Blackhawks Clip Kings' Reign at Home; Take Command of Series
If change was the theme in Game 4 of the Stanley Cup's Western Conference final series -- and it was -- then the story line was The Good, the Bad, and the Ugly.
- The Good: Blackhawks coach Joel Quenneville's decision to switch Patrick Kane and Marian Hossa in their line assignments.
- The Bad: Sheldon Brookbank replacing the suspended Duncan Keith in Chicago's top defensive pairing.
- The Ugly: What was Robyn Regehr thinking?
These were the key elements in Chicago snapping the Los Angeles Kings' 15-game home playoff winning streak with a 3-2 victory that puts the defending Cup holder's quest to retain the trophy on life support. The Blackhawks now have a 3-1 series lead and are heading home for Game 5 on Saturday night.
Kings coach Darryl Sutter has a no-nonsense approach to the game that is reflected in his strong-forecheck system that demands defensive accountability. It's suited Los Angeles well and figured prominently in their rise from an eighth seed last season to claiming the first Stanley Cup in francise history. The Kings are still offensively deficient, and Sutter's strategy is to force an extra turnover or two during the course of a game to steal an advantage before the opponent's defense can get set.
This is one reason why Los Angeles has been so successful at home under his direction. Their bench is adjacent to the Kings' own end in the third period, facilitating changes when the game is on the line.
Perhaps this cozy arrangement let the usually stalward Regehr into a false sense of security.
With the score at 2-2, Los Angeles was preparing to cruise into the Blackhawks' end. Sutter prefers a dump-and-chase, but in this instance, the Kings were attempting to head-man the puck to Brad Richardson at the Chicago blue line when he was ambushed by three Blackhawks. Regehr, on the far side of the ice, didn't notice the turnover and skated toward the bench for a change. Chicago's Johnny Oduya alertly noticed this a fired a pass to Michal Handzus, who had skated into the vacancy created by Regehr's absence. Marian Hossa immeditely jumped into the play, and the 2-on-1 was on.
Hossa is a brilliant playmaker, and he slid a perfect pass across to Hossa, whose crosshair-accurate one-timer easily beat Jonathan Quick, and the Blackhawks had their first lead of the game. It stood, and that was that.

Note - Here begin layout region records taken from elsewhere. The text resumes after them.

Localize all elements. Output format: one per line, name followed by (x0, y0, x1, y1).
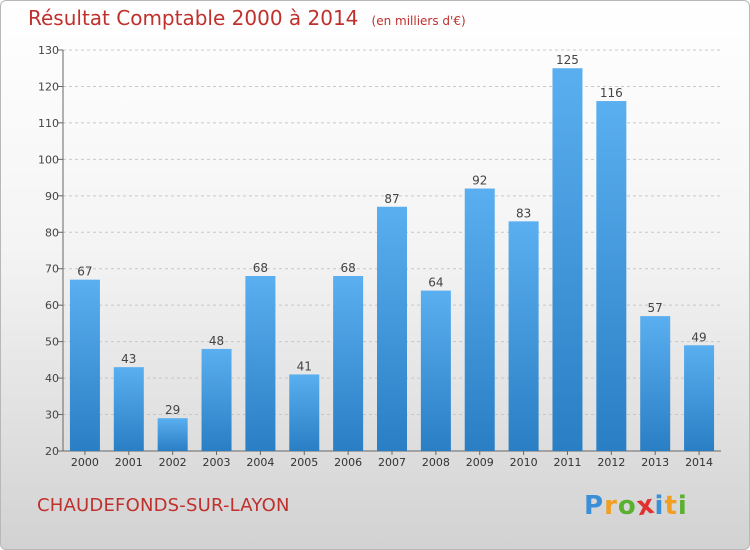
y-tick-label: 20 (45, 445, 59, 458)
bar-2009 (464, 188, 495, 451)
x-tick-label-2008: 2008 (422, 456, 450, 469)
y-tick-label: 110 (38, 117, 59, 130)
y-tick-label: 80 (45, 226, 59, 239)
data-label-2005: 41 (297, 359, 312, 373)
bar-2004 (245, 276, 276, 451)
data-label-2001: 43 (121, 352, 136, 366)
data-label-2002: 29 (165, 403, 180, 417)
x-tick-label-2003: 2003 (203, 456, 231, 469)
logo-letter: o (617, 491, 637, 521)
data-label-2003: 48 (209, 334, 224, 348)
bar-2001 (113, 367, 144, 451)
bar-2012 (596, 101, 627, 451)
data-label-2006: 68 (340, 261, 355, 275)
y-tick-label: 90 (45, 190, 59, 203)
data-label-2008: 64 (428, 276, 443, 290)
x-tick-label-2010: 2010 (510, 456, 538, 469)
x-tick-label-2009: 2009 (466, 456, 494, 469)
y-tick-label: 30 (45, 409, 59, 422)
logo-letter: t (664, 491, 678, 521)
y-tick-label: 50 (45, 336, 59, 349)
x-tick-label-2012: 2012 (597, 456, 625, 469)
y-tick-label: 120 (38, 80, 59, 93)
x-tick-label-2007: 2007 (378, 456, 406, 469)
bar-2008 (420, 290, 451, 451)
data-label-2009: 92 (472, 174, 487, 188)
y-tick-label: 130 (38, 44, 59, 57)
data-label-2004: 68 (253, 261, 268, 275)
x-tick-label-2005: 2005 (290, 456, 318, 469)
x-tick-label-2000: 2000 (71, 456, 99, 469)
bar-2010 (508, 221, 539, 451)
data-label-2010: 83 (516, 206, 531, 220)
y-tick-label: 40 (45, 372, 59, 385)
bar-2005 (289, 374, 320, 451)
x-tick-label-2006: 2006 (334, 456, 362, 469)
logo-letter: i (654, 491, 665, 521)
y-tick-label: 100 (38, 153, 59, 166)
bar-2006 (333, 276, 364, 451)
commune-name: CHAUDEFONDS-SUR-LAYON (37, 495, 290, 516)
x-tick-label-2013: 2013 (641, 456, 669, 469)
bar-2000 (69, 279, 100, 451)
x-tick-label-2014: 2014 (685, 456, 713, 469)
logo-letter: r (604, 491, 618, 521)
data-label-2013: 57 (648, 301, 663, 315)
y-tick-label: 70 (45, 263, 59, 276)
chart-title: Résultat Comptable 2000 à 2014 (en milli… (28, 6, 466, 30)
bar-2007 (377, 206, 407, 451)
x-tick-label-2011: 2011 (553, 456, 581, 469)
bar-2003 (201, 348, 232, 451)
bar-2013 (640, 316, 671, 451)
proxiti-logo: Proxiti (584, 490, 688, 523)
logo-letter: i (677, 491, 688, 521)
title-text: Résultat Comptable 2000 à 2014 (28, 6, 359, 30)
bar-2002 (157, 418, 188, 451)
data-label-2014: 49 (691, 330, 706, 344)
data-label-2007: 87 (384, 192, 399, 206)
logo-letter: P (584, 491, 605, 521)
x-tick-label-2001: 2001 (115, 456, 143, 469)
data-label-2011: 125 (556, 53, 579, 67)
data-label-2000: 67 (77, 265, 92, 279)
data-label-2012: 116 (600, 86, 623, 100)
x-tick-label-2002: 2002 (159, 456, 187, 469)
bar-2014 (684, 345, 715, 451)
y-tick-label: 60 (45, 299, 59, 312)
x-tick-label-2004: 2004 (246, 456, 274, 469)
unit-text: (en milliers d'€) (371, 14, 466, 28)
bar-2011 (552, 68, 583, 452)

Quenneville's decision to shake up his top two lines paid dividends, as Kane notched a goal among seven strong shots and Hossa's third-period strike sealed the deal. He wasn't so lucky with Brookbank's insertion, as even the underappreciated Niklas Hjälmarsson couldn't totally cover for his new d-partner all the time. A poorly-chosen pinch by Brookbank led to the first goal of the game when Slava Voyov was the recipient of strong puck rotation to hammer home a shot from the high slot. Later, Brookbank was simply overpowered by Dustin Penner down low.

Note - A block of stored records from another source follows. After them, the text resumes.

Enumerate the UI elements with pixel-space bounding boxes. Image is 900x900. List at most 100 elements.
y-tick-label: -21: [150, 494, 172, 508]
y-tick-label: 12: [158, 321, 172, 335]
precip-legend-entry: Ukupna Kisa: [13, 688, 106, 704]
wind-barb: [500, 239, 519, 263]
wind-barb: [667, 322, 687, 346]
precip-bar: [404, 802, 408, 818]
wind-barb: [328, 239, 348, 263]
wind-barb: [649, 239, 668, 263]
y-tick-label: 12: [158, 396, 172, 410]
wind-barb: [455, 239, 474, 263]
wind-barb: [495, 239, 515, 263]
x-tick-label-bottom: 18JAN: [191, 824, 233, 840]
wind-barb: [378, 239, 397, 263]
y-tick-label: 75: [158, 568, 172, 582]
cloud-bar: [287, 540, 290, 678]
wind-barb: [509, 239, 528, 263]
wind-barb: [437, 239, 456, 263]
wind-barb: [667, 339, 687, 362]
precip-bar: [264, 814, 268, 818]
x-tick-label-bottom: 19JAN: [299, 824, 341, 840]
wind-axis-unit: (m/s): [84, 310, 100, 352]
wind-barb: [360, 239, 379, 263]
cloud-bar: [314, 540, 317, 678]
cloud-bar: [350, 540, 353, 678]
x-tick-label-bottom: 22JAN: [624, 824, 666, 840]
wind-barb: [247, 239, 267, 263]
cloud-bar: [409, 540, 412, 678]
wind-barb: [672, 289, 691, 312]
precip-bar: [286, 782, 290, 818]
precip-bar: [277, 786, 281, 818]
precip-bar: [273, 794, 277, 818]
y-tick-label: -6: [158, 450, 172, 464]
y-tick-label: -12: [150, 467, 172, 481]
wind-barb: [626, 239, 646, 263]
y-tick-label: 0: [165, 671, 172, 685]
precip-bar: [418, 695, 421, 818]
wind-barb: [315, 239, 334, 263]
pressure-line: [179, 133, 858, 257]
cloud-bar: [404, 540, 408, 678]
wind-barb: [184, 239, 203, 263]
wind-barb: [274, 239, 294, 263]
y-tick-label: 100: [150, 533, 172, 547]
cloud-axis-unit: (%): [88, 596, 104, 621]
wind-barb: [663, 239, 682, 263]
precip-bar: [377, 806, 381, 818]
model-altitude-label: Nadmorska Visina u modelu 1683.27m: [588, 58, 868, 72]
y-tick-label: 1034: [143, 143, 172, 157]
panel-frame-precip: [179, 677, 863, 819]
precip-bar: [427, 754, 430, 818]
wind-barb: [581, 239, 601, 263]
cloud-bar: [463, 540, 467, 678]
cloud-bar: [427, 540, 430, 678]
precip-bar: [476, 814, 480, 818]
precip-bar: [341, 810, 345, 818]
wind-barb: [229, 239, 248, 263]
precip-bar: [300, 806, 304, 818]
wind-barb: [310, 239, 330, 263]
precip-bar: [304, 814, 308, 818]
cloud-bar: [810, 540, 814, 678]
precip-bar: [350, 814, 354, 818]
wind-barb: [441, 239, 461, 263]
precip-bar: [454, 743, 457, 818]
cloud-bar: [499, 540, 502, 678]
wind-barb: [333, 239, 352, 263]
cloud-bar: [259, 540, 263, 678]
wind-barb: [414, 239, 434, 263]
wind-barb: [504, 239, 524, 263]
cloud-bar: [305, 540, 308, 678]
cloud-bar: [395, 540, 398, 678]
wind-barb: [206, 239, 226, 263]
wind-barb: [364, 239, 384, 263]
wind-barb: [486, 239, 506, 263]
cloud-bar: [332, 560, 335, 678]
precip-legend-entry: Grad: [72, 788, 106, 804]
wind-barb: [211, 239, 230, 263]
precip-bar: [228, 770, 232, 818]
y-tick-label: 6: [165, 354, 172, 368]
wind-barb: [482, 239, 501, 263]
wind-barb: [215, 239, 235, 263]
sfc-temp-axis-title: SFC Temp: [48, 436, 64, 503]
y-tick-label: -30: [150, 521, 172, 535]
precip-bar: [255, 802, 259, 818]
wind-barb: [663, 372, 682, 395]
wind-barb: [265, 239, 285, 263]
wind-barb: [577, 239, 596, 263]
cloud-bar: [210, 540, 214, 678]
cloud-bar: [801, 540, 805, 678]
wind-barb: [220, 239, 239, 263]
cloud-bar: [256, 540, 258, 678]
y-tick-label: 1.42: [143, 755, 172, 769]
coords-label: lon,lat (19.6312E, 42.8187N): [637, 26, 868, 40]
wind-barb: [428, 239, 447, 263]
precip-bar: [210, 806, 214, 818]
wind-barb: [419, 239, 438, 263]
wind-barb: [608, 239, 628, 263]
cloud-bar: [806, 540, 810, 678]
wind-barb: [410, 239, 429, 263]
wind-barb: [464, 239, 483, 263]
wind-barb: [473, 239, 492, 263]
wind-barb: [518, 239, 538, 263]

However, Chicago's scouting report on Quick continued to pay dividends. Crowding the crease and shooting stick-side was getting the job done all series, and it worked again in Game 4. This has allowed the 6-4, 233lb Bickell to fluorish with three goals and two assists against Los Angeles, and Hossa's game-winner spoke for itself.
The Kings are 1-7 on the road during these playoffs, and now they must fight for their Cup-holding lives in raucous Chicago Stadium, where the Chelsea Daggers will be out in force, prepared to deliver the unkindest cuts of all.